Federal police presented Mendez Vargas to the press early Wednesday after his transfer from Aguascalientes, the central Mexican city near where he was captured. The burly alleged capo wore a red short-sleeved shirt partially covered by what appeared to be a black bulletproof vest.

Federal Police Commissioner Facundo Rosas said Mendez Vargas' arrest marked the virtual destruction of the leadership of La Familia Michoacana.

The senior U.S. diplomat in Mexico, John Feeley, congratulated the police on the "important step" taken with the arrest.

"As Mexico's federal police and armed forces continue to improve their tactical capabilities to investigate and take down organized criminal networks and their leaders, impunity shrinks and Mexico's people become more secure," Feeley said.

A watershed moment for Mendez Vargas came on Dec. 9, when federal police shot and killed Nazario Moreno, the messianic ideological co-leader of La Familia who wrote bizarre cult-like pamphlets under the pseudonym El Chayo, "The Craziest One."

With Moreno's passing, Mendez Vargas tried to seize undisputed leadership of La Familia but two key underlings resisted, Pequeno said.

By March, those two men, Servando Gomez Martinez ("La Tuta") and Dionicio Loya Plancarte ("La Chiva"), had broken off to form their own faction, which they named Knights Templar. By May, Knights Templar followers had hung banners around Michoacan state declaring Mendez Vargas a traitor and unleashing gun battles with his crime soldiers.

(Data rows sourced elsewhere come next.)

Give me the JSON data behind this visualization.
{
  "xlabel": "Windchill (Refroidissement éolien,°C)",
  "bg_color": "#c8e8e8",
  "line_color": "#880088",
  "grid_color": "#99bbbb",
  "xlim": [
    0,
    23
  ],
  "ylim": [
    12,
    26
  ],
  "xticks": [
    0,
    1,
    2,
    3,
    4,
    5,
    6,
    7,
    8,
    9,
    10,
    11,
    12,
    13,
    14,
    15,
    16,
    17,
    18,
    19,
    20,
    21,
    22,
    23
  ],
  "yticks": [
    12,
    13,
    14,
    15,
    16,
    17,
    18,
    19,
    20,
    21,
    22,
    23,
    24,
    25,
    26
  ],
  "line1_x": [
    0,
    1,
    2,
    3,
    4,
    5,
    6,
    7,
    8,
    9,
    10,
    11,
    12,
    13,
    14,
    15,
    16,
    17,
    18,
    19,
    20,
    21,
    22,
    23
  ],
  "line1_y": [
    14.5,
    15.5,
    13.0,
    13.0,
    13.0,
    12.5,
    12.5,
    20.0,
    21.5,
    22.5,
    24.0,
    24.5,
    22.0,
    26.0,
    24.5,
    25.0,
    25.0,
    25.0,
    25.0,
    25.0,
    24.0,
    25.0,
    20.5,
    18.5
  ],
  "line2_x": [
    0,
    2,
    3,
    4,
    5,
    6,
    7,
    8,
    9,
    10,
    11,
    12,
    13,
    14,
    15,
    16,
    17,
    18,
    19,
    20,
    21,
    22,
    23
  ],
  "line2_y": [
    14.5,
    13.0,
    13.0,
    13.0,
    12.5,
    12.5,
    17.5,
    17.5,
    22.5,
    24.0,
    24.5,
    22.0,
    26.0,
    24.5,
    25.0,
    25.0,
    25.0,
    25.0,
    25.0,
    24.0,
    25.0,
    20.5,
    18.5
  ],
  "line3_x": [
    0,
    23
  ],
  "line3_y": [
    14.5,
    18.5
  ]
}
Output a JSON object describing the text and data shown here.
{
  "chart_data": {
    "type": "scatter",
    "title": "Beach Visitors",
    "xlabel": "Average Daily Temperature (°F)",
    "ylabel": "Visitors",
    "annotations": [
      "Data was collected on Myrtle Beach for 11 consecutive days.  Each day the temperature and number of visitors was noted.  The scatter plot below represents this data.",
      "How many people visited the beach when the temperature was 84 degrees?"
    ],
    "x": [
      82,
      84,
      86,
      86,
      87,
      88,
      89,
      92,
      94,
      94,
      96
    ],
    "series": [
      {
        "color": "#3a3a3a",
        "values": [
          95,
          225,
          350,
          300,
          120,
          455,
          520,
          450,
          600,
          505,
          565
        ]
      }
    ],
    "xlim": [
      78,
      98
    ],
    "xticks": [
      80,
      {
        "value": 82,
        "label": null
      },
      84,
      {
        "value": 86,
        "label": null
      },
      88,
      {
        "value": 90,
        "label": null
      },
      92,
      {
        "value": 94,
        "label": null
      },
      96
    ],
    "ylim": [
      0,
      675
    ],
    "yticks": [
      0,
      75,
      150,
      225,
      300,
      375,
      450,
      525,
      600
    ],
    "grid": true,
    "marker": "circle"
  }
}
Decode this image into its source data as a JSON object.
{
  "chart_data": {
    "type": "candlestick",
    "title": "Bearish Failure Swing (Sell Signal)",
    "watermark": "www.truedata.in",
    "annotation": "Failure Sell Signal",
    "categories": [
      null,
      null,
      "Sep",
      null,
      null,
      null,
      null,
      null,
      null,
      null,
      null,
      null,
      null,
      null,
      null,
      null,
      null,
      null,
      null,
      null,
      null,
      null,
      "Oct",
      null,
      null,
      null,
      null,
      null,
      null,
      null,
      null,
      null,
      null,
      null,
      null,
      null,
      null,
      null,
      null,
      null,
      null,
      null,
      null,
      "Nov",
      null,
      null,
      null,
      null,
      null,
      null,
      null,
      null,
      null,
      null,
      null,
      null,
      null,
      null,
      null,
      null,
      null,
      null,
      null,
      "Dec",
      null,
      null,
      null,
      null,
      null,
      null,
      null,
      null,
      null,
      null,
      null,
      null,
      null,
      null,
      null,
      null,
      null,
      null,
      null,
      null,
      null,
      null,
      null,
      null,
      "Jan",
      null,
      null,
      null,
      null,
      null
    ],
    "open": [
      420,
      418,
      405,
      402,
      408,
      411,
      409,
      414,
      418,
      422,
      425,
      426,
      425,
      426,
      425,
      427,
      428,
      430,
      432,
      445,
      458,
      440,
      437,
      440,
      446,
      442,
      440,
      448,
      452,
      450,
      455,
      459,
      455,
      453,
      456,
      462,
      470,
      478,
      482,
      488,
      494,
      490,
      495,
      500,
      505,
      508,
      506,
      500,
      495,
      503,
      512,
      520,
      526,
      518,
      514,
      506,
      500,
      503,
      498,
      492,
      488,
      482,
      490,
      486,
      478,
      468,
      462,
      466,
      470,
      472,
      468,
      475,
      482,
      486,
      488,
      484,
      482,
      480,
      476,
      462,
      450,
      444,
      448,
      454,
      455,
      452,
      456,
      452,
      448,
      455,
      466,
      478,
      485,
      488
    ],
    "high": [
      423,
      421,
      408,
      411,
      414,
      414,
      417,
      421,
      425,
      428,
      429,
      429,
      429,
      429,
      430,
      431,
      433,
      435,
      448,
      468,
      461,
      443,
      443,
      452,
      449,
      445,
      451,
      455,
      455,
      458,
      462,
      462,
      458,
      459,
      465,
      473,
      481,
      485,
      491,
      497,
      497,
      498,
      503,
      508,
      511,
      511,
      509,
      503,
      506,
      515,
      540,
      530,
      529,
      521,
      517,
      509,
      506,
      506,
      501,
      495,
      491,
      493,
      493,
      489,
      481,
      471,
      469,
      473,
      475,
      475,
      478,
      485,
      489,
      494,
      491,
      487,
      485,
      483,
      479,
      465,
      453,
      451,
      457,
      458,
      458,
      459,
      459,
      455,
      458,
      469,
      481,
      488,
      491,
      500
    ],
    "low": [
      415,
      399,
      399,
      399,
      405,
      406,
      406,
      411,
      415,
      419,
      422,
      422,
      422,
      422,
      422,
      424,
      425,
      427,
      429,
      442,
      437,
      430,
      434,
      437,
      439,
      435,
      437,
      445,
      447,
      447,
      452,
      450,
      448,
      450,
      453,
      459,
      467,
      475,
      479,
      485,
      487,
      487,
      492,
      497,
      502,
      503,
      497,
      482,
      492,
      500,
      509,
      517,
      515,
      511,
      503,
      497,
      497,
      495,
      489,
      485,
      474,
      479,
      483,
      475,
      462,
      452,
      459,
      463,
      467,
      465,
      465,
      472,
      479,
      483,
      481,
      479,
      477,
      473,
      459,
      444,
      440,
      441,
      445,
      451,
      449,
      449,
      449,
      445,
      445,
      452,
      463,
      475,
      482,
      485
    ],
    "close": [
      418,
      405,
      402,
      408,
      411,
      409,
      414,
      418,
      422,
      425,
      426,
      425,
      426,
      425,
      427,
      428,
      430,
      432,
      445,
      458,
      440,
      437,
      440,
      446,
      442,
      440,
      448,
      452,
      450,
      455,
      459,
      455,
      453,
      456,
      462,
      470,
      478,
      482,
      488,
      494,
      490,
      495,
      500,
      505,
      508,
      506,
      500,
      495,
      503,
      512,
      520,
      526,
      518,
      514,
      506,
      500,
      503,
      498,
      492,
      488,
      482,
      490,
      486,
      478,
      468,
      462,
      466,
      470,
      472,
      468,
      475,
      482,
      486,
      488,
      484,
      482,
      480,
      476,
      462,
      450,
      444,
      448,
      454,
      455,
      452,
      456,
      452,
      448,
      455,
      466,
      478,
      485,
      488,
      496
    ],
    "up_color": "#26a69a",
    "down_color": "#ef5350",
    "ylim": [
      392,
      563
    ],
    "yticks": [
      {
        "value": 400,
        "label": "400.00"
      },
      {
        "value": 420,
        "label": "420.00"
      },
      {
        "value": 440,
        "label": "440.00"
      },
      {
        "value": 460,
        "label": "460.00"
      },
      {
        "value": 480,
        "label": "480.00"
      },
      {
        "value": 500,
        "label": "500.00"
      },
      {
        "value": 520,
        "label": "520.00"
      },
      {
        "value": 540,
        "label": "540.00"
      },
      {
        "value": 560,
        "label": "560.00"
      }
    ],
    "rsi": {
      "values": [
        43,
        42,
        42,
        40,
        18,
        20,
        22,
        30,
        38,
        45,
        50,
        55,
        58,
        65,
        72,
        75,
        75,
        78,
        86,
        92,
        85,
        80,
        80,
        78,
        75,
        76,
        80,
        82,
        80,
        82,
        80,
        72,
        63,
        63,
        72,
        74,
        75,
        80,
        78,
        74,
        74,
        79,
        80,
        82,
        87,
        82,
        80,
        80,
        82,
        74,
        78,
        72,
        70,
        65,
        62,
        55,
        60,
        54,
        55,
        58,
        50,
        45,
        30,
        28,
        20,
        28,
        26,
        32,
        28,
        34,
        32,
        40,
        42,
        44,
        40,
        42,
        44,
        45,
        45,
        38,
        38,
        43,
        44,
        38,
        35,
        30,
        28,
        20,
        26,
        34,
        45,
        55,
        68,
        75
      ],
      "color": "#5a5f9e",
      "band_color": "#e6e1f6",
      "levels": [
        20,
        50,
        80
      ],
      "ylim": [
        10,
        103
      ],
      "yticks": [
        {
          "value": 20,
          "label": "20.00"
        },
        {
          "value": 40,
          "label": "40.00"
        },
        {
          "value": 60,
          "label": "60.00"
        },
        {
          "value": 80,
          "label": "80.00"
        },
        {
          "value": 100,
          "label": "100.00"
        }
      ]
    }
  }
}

By May 27, the heat on Mendez Vargas was so great that when he convoked his closest operatives to a meeting, they gathered in Las Lomas, a village in neighboring Jalisco state, Pequeno said. As the meeting broke up, federal police swooped in and arrested 40 people, including five mid-level chiefs, he added.

The meeting with the Zetas took place sometime after that. Then Mendez Vargas wended his way north to Aguascalientes. Police were vague about the circumstances of his arrest, except to deny that he'd turned himself in.

Rosas, the Federal police commissioner, said Mendez Vargas was captured in a "surgical" operation without a shot being fired. Whether someone offered a tip to his whereabouts — Knights Templar, Zetas or random but savvy civilians — is not publicly known.

If the alleged capo did reach out to Los Zetas, as police say, he would have been relying on connections from early in his career.

At the beginning of the last decade, Mendez Vargas worked with Michoacan-based crime groups dispatching loads of marijuana from Reynosa along the Texas border, Pequeno said. His bosses made an alliance with the powerful Gulf Cartel in 2002, an alliance that remained strong for six years, at the end of which La Familia was formed and gained strength.

In 2008, La Familia broke with the Gulf Cartel over control of the Michoacan port of Lazaro Cardenas, he said. It was also around then that the Gulf Cartel went through its own split: Gulf Cartel enforcers broke away and formed their own group, which they called Los Zetas.